In January 2001 we started sharing our personal computer through our website. Everything was visible: texts, photos, music, videos, software, operating system, bank statements and even our private email. People could take anything they wanted, including the system itself, since we were using only free software. It was not a normal website, you were entering the computer in our apartment, seeing everything live. It was a sort of endurance performance that lasted 3 years, 24/7.
Previously we were re-using and mixing other people’s work, while now we were sharing everything with everybody.
Working with a computer on a daily basis, over the years you will share most of your time, your culture, your relationships, your memories, ideas and future projects. With the passing of time a computer starts resembling its owner’s brain. So we felt that sharing our computer was more than sharing a desktop or a book, more than File Sharing, something we called Life Sharing.
No social network existed at the time, and Life Sharing felt rather absurd, if not plain wrong.
While no longer directly available, the archive site provides screenshots of what the system looked like and samples of its content. The Mattes extended the project by wearing GPS transmitters which posted their location as well to the server.
And they also connected their mobile phones to the server so anyone could monitor their conversation.

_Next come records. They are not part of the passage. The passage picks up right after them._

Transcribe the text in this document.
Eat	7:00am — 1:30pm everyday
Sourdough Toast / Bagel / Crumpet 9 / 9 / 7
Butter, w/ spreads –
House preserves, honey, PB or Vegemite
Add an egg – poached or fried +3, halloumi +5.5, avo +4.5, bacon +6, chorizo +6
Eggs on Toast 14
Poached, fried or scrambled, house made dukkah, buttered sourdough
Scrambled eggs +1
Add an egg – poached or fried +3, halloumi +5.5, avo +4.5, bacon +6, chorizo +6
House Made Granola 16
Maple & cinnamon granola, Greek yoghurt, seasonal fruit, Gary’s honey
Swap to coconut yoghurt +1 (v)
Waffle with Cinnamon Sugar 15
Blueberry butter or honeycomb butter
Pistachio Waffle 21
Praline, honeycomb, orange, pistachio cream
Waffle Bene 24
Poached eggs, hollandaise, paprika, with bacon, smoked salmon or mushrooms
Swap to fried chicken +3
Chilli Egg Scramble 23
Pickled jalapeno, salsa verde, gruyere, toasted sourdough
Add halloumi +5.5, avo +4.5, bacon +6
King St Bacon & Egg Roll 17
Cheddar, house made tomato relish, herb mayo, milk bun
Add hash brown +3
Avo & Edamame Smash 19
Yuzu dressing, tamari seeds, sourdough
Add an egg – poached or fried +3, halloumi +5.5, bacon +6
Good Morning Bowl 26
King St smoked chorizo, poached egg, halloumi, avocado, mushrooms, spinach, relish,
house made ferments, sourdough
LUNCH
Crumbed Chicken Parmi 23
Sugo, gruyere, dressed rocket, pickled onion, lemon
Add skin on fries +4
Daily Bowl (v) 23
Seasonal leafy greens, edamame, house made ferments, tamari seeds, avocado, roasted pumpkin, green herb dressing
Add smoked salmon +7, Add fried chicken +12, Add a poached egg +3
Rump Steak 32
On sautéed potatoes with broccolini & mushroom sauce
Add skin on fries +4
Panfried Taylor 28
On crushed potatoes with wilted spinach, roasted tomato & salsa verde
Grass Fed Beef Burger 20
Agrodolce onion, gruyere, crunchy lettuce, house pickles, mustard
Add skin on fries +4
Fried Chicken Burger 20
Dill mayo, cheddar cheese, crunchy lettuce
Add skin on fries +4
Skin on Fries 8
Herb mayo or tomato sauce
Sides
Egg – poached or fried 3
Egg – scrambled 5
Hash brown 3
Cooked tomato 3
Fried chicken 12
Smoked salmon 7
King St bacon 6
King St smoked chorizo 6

This may sound preposterous to borderline (or well over the border) insanity, but how brave is the world of art to reverse the typical fear of loss of privacy, to make their lives a question of— what it it totally did not exist? If everything is available, does that mean privacy is a non-entity?

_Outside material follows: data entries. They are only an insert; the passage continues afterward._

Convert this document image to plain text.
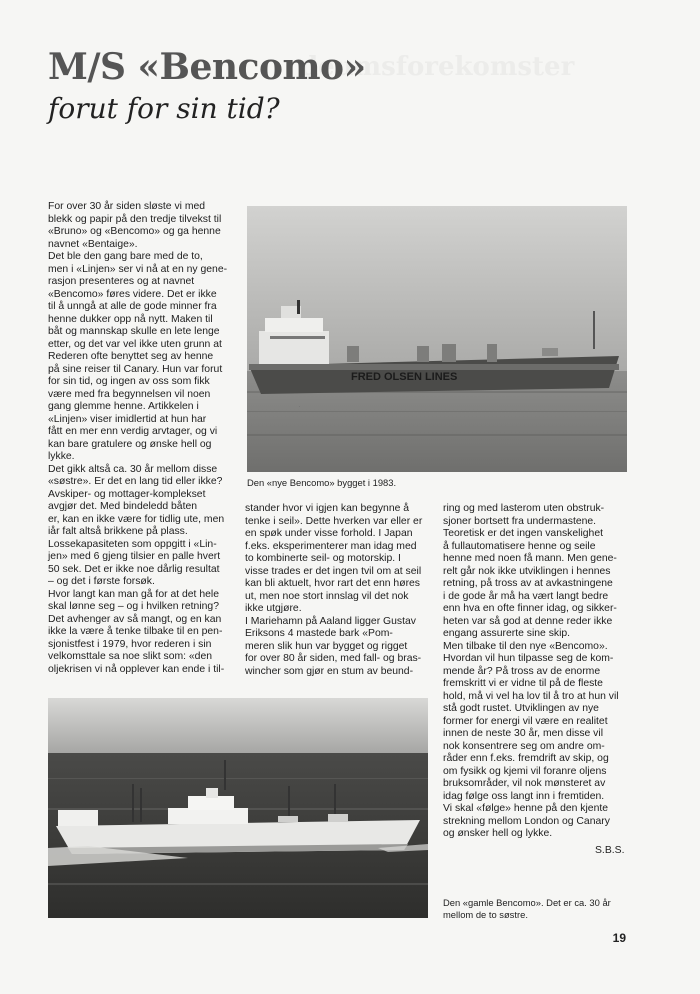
deumsforekomster
M/S «Bencomo»
forut for sin tid?
For over 30 år siden sløste vi med
blekk og papir på den tredje tilvekst til
«Bruno» og «Bencomo» og ga henne
navnet «Bentaige».
Det ble den gang bare med de to,
men i «Linjen» ser vi nå at en ny gene-
rasjon presenteres og at navnet
«Bencomo» føres videre. Det er ikke
til å unngå at alle de gode minner fra
henne dukker opp nå nytt. Maken til
båt og mannskap skulle en lete lenge
etter, og det var vel ikke uten grunn at
Rederen ofte benyttet seg av henne
på sine reiser til Canary. Hun var forut
for sin tid, og ingen av oss som fikk
være med fra begynnelsen vil noen
gang glemme henne. Artikkelen i
«Linjen» viser imidlertid at hun har
fått en mer enn verdig arvtager, og vi
kan bare gratulere og ønske hell og
lykke.
Det gikk altså ca. 30 år mellom disse
«søstre». Er det en lang tid eller ikke?
Avskiper- og mottager-komplekset
avgjør det. Med bindeledd båten
er, kan en ikke være for tidlig ute, men
iår falt altså brikkene på plass.
Lossekapasiteten som oppgitt i «Lin-
jen» med 6 gjeng tilsier en palle hvert
50 sek. Det er ikke noe dårlig resultat
– og det i første forsøk.
Hvor langt kan man gå for at det hele
skal lønne seg – og i hvilken retning?
Det avhenger av så mangt, og en kan
ikke la være å tenke tilbake til en pen-
sjonistfest i 1979, hvor rederen i sin
velkomsttale sa noe slikt som: «den
oljekrisen vi nå opplever kan ende i til-
stander hvor vi igjen kan begynne å
tenke i seil». Dette hverken var eller er
en spøk under visse forhold. I Japan
f.eks. eksperimenterer man idag med
to kombinerte seil- og motorskip. I
visse trades er det ingen tvil om at seil
kan bli aktuelt, hvor rart det enn høres
ut, men noe stort innslag vil det nok
ikke utgjøre.
I Mariehamn på Aaland ligger Gustav
Eriksons 4 mastede bark «Pom-
meren slik hun var bygget og rigget
for over 80 år siden, med fall- og bras-
wincher som gjør en stum av beund-
ring og med lasterom uten obstruk-
sjoner bortsett fra undermastene.
Teoretisk er det ingen vanskelighet
å fullautomatisere henne og seile
henne med noen få mann. Men gene-
relt går nok ikke utviklingen i hennes
retning, på tross av at avkastningene
i de gode år må ha vært langt bedre
enn hva en ofte finner idag, og sikker-
heten var så god at denne reder ikke
engang assurerte sine skip.
Men tilbake til den nye «Bencomo».
Hvordan vil hun tilpasse seg de kom-
mende år? På tross av de enorme
fremskritt vi er vidne til på de fleste
hold, må vi vel ha lov til å tro at hun vil
stå godt rustet. Utviklingen av nye
former for energi vil være en realitet
innen de neste 30 år, men disse vil
nok konsentrere seg om andre om-
råder enn f.eks. fremdrift av skip, og
om fysikk og kjemi vil foranre oljens
bruksområder, vil nok mønsteret av
idag følge oss langt inn i fremtiden.
Vi skal «følge» henne på den kjente
strekning mellom London og Canary
og ønsker hell og lykke.
S.B.S.
FRED OLSEN LINES
Den «nye Bencomo» bygget i 1983.
Den «gamle Bencomo». Det er ca. 30 år
mellom de to søstre.
19
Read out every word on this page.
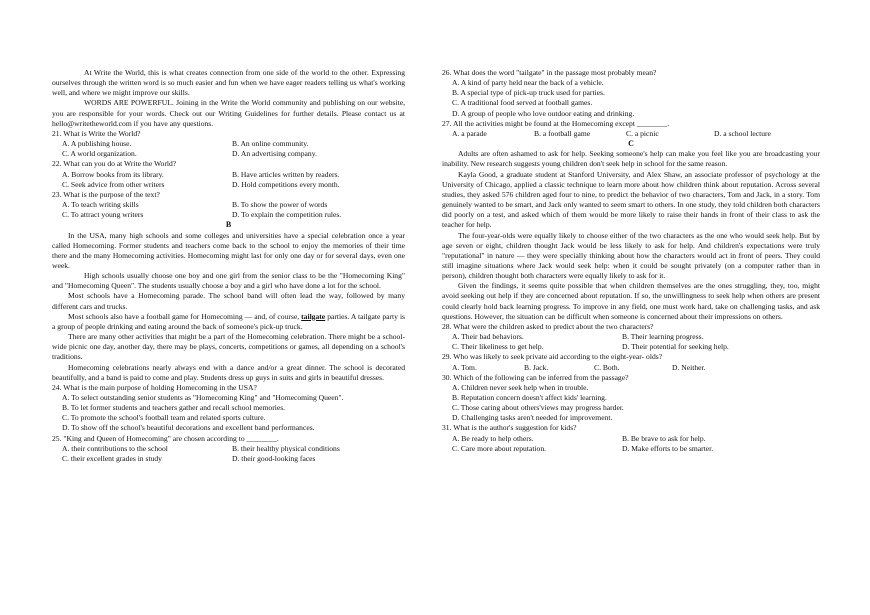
At Write the World, this is what creates connection from one side of the world to the other. Expressing ourselves through the written word is so much easier and fun when we have eager readers telling us what's working well, and where we might improve our skills.
WORDS ARE POWERFUL. Joining in the Write the World community and publishing on our website, you are responsible for your words. Check out our Writing Guidelines for further details. Please contact us at hello@writetheworld.com if you have any questions.
21. What is Write the World?
A. A publishing house.	B. An online community.
C. A world organization.	D. An advertising company.
22. What can you do at Write the World?
A. Borrow books from its library.	B. Have articles written by readers.
C. Seek advice from other writers	D. Hold competitions every month.
23. What is the purpose of the text?
A. To teach writing skills	B. To show the power of words
C. To attract young writers	D. To explain the competition rules.
B
In the USA, many high schools and some colleges and universities have a special celebration once a year called Homecoming. Former students and teachers come back to the school to enjoy the memories of their time there and the many Homecoming activities. Homecoming might last for only one day or for several days, even one week.
High schools usually choose one boy and one girl from the senior class to be the "Homecoming King" and "Homecoming Queen". The students usually choose a boy and a girl who have done a lot for the school.
Most schools have a Homecoming parade. The school band will often lead the way, followed by many different cars and trucks.
Most schools also have a football game for Homecoming — and, of course, tailgate parties. A tailgate party is a group of people drinking and eating around the back of someone's pick-up truck.
There are many other activities that might be a part of the Homecoming celebration. There might be a school-wide picnic one day, another day, there may be plays, concerts, competitions or games, all depending on a school's traditions.
Homecoming celebrations nearly always end with a dance and/or a great dinner. The school is decorated beautifully, and a band is paid to come and play. Students dress up guys in suits and girls in beautiful dresses.
24. What is the main purpose of holding Homecoming in the USA?
A. To select outstanding senior students as "Homecoming King" and "Homecoming Queen".
B. To let former students and teachers gather and recall school memories.
C. To promote the school's football team and related sports culture.
D. To show off the school's beautiful decorations and excellent band performances.
25. "King and Queen of Homecoming" are chosen according to ________.
A. their contributions to the school	B. their healthy physical conditions
C. their excellent grades in study	D. their good-looking faces
26. What does the word "tailgate" in the passage most probably mean?
A. A kind of party held near the back of a vehicle.
B. A special type of pick-up truck used for parties.
C. A traditional food served at football games.
D. A group of people who love outdoor eating and drinking.
27. All the activities might be found at the Homecoming except ________.
A. a parade	B. a football game	C. a picnic	D. a school lecture
C
Adults are often ashamed to ask for help. Seeking someone's help can make you feel like you are broadcasting your inability. New research suggests young children don't seek help in school for the same reason.
Kayla Good, a graduate student at Stanford University, and Alex Shaw, an associate professor of psychology at the University of Chicago, applied a classic technique to learn more about how children think about reputation. Across several studies, they asked 576 children aged four to nine, to predict the behavior of two characters, Tom and Jack, in a story. Tom genuinely wanted to be smart, and Jack only wanted to seem smart to others. In one study, they told children both characters did poorly on a test, and asked which of them would be more likely to raise their hands in front of their class to ask the teacher for help.
The four-year-olds were equally likely to choose either of the two characters as the one who would seek help. But by age seven or eight, children thought Jack would be less likely to ask for help. And children's expectations were truly "reputational" in nature — they were specially thinking about how the characters would act in front of peers. They could still imagine situations where Jack would seek help: when it could be sought privately (on a computer rather than in person), children thought both characters were equally likely to ask for it.
Given the findings, it seems quite possible that when children themselves are the ones struggling, they, too, might avoid seeking out help if they are concerned about reputation. If so, the unwillingness to seek help when others are present could clearly hold back learning progress. To improve in any field, one must work hard, take on challenging tasks, and ask questions. However, the situation can be difficult when someone is concerned about their impressions on others.
28. What were the children asked to predict about the two characters?
A. Their bad behaviors.	B. Their learning progress.
C. Their likeliness to get help.	D. Their potential for seeking help.
29. Who was likely to seek private aid according to the eight-year- olds?
A. Tom.	B. Jack.	C. Both.	D. Neither.
30. Which of the following can be inferred from the passage?
A. Children never seek help when in trouble.
B. Reputation concern doesn't affect kids' learning.
C. Those caring about others'views may progress harder.
D. Challenging tasks aren't needed for improvement.
31. What is the author's suggestion for kids?
A. Be ready to help others.	B. Be brave to ask for help.
C. Care more about reputation.	D. Make efforts to be smarter.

Despite this cautionary note, the project is meant to illustrate a utopian alternative to living online behind a wall of digital defenses. The couple champion the open-source computing movement, which is based on freely available, communally developed software instead of commercial products.

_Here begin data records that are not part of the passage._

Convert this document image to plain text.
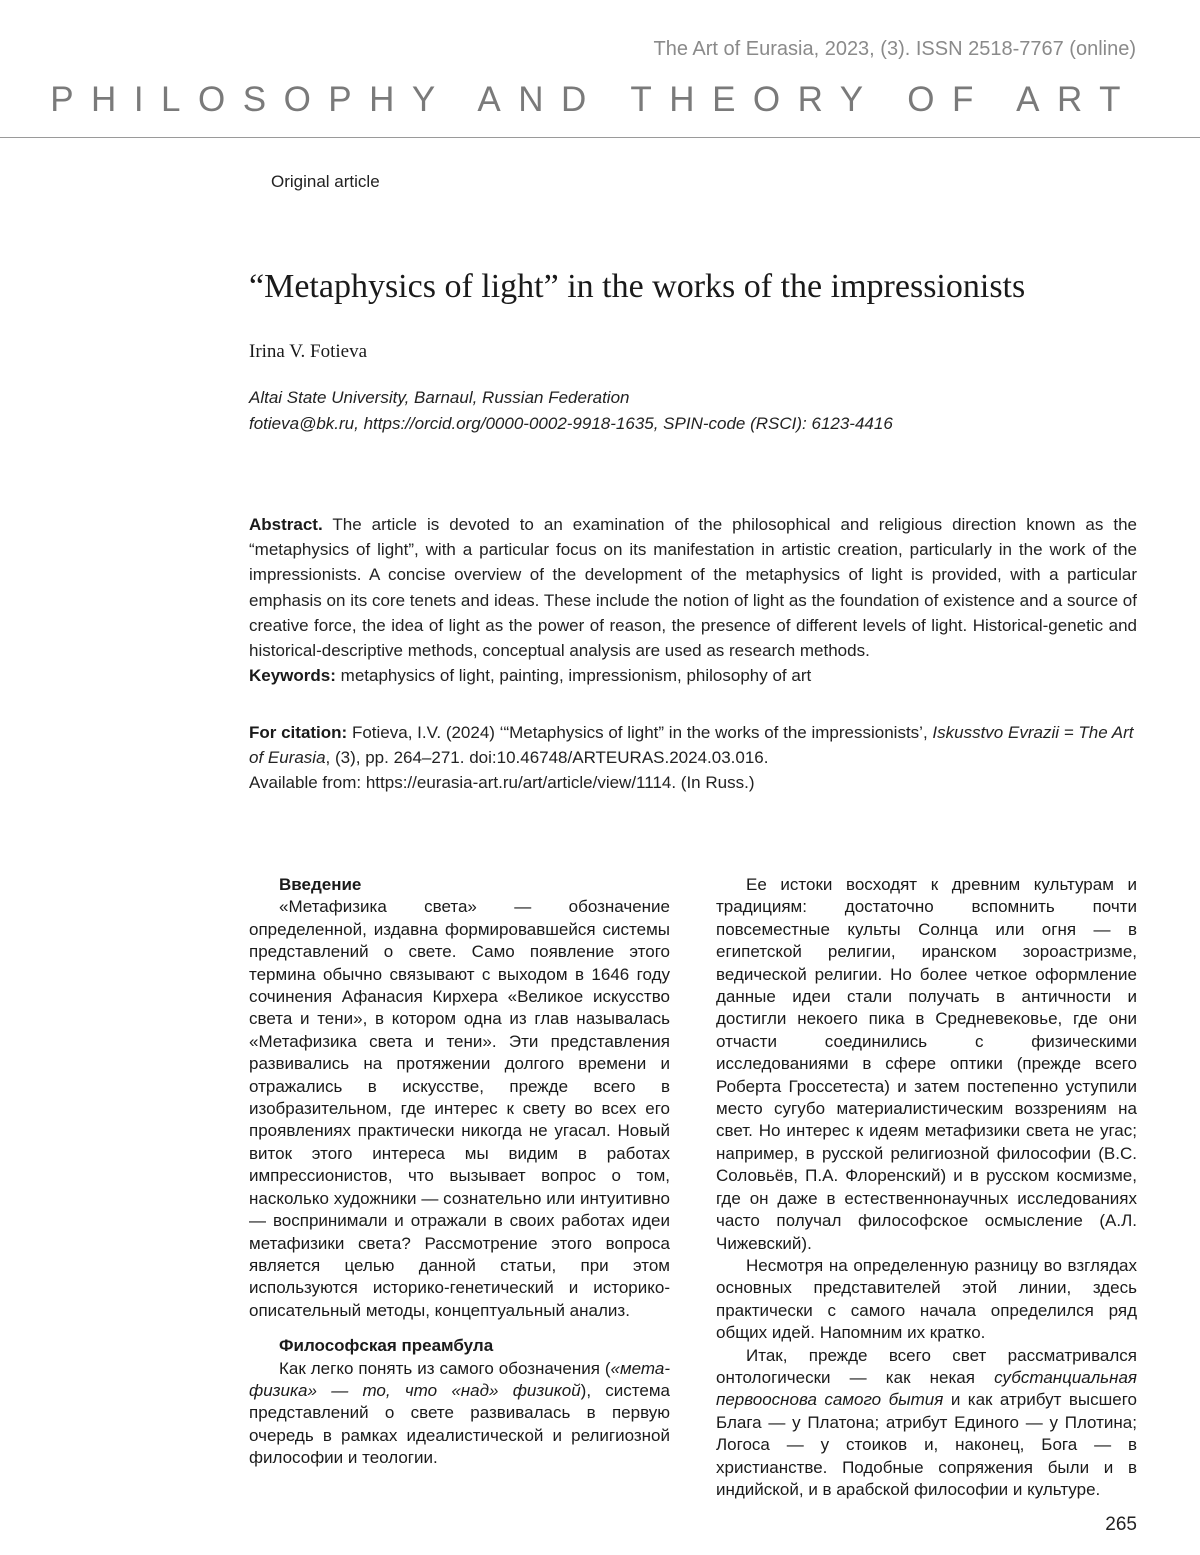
The Art of Eurasia, 2023, (3). ISSN 2518-7767 (online)
PHILOSOPHY AND THEORY OF ART
Original article
“Metaphysics of light” in the works of the impressionists
Irina V. Fotieva
Altai State University, Barnaul, Russian Federation
fotieva@bk.ru, https://orcid.org/0000-0002-9918-1635, SPIN-code (RSCI): 6123-4416

Abstract. The article is devoted to an examination of the philosophical and religious direction known as the “metaphysics of light”, with a particular focus on its manifestation in artistic creation, particularly in the work of the impressionists. A concise overview of the development of the metaphysics of light is provided, with a particular emphasis on its core tenets and ideas. These include the notion of light as the foundation of existence and a source of creative force, the idea of light as the power of reason, the presence of different levels of light. Historical-genetic and historical-descriptive methods, conceptual analysis are used as research methods.

Keywords: metaphysics of light, painting, impressionism, philosophy of art

For citation: Fotieva, I.V. (2024) ‘“Metaphysics of light” in the works of the impressionists’, Iskusstvo Evrazii = The Art of Eurasia, (3), pp. 264–271. doi:10.46748/ARTEURAS.2024.03.016.

Available from: https://eurasia-art.ru/art/article/view/1114. (In Russ.)

Введение

«Метафизика света» — обозначение определенной, издавна формировавшейся системы представлений о свете. Само появление этого термина обычно связывают с выходом в 1646 году сочинения Афанасия Кирхера «Великое искусство света и тени», в котором одна из глав называлась «Метафизика света и тени». Эти представления развивались на протяжении долгого времени и отражались в искусстве, прежде всего в изобразительном, где интерес к свету во всех его проявлениях практически никогда не угасал. Новый виток этого интереса мы видим в работах импрессионистов, что вызывает вопрос о том, насколько художники — сознательно или интуитивно — воспринимали и отражали в своих работах идеи метафизики света? Рассмотрение этого вопроса является целью данной статьи, при этом используются историко-генетический и историко-описательный методы, концептуальный анализ.

Философская преамбула

Как легко понять из самого обозначения («мета-физика» — то, что «над» физикой), система представлений о свете развивалась в первую очередь в рамках идеалистической и религиозной философии и теологии.

Ее истоки восходят к древним культурам и традициям: достаточно вспомнить почти повсеместные культы Солнца или огня — в египетской религии, иранском зороастризме, ведической религии. Но более четкое оформление данные идеи стали получать в античности и достигли некоего пика в Средневековье, где они отчасти соединились с физическими исследованиями в сфере оптики (прежде всего Роберта Гроссетеста) и затем постепенно уступили место сугубо материалистическим воззрениям на свет. Но интерес к идеям метафизики света не угас; например, в русской религиозной философии (В.С. Соловьёв, П.А. Флоренский) и в русском космизме, где он даже в естественнонаучных исследованиях часто получал философское осмысление (А.Л. Чижевский).

Несмотря на определенную разницу во взглядах основных представителей этой линии, здесь практически с самого начала определился ряд общих идей. Напомним их кратко.

Итак, прежде всего свет рассматривался онтологически — как некая субстанциальная первооснова самого бытия и как атрибут высшего Блага — у Платона; атрибут Единого — у Плотина; Логоса — у стоиков и, наконец, Бога — в христианстве. Подобные сопряжения были и в индийской, и в арабской философии и культуре.

265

As copyright holders struggle to preserve the integrity of their intellectual property on the Internet, the artists are offering their creative activities to all comers, with no fees involved. Because the programs on their computer are openly available across the Net, copyrights are not violated when they are downloaded.
You can see on their web site today, a plain as plain theme a Wordpress blog can have, the continued arc of this work via Our Work Got Stolen – is it life imitating life imitating art? Their gallery installation was stolen, and all that is left is a laptop on a madder with footage of the theft.
Revisiting the early net art… where are they now? This is what I hope to do here.
35 web art sites from the 1990s and early 2000s- HTML, perl, flash, shockwave, wired plants, linux radio… from 0100101110101101.org to Jodi to RSG to Torolab, I will explore each site, or what remains of it, in a new post.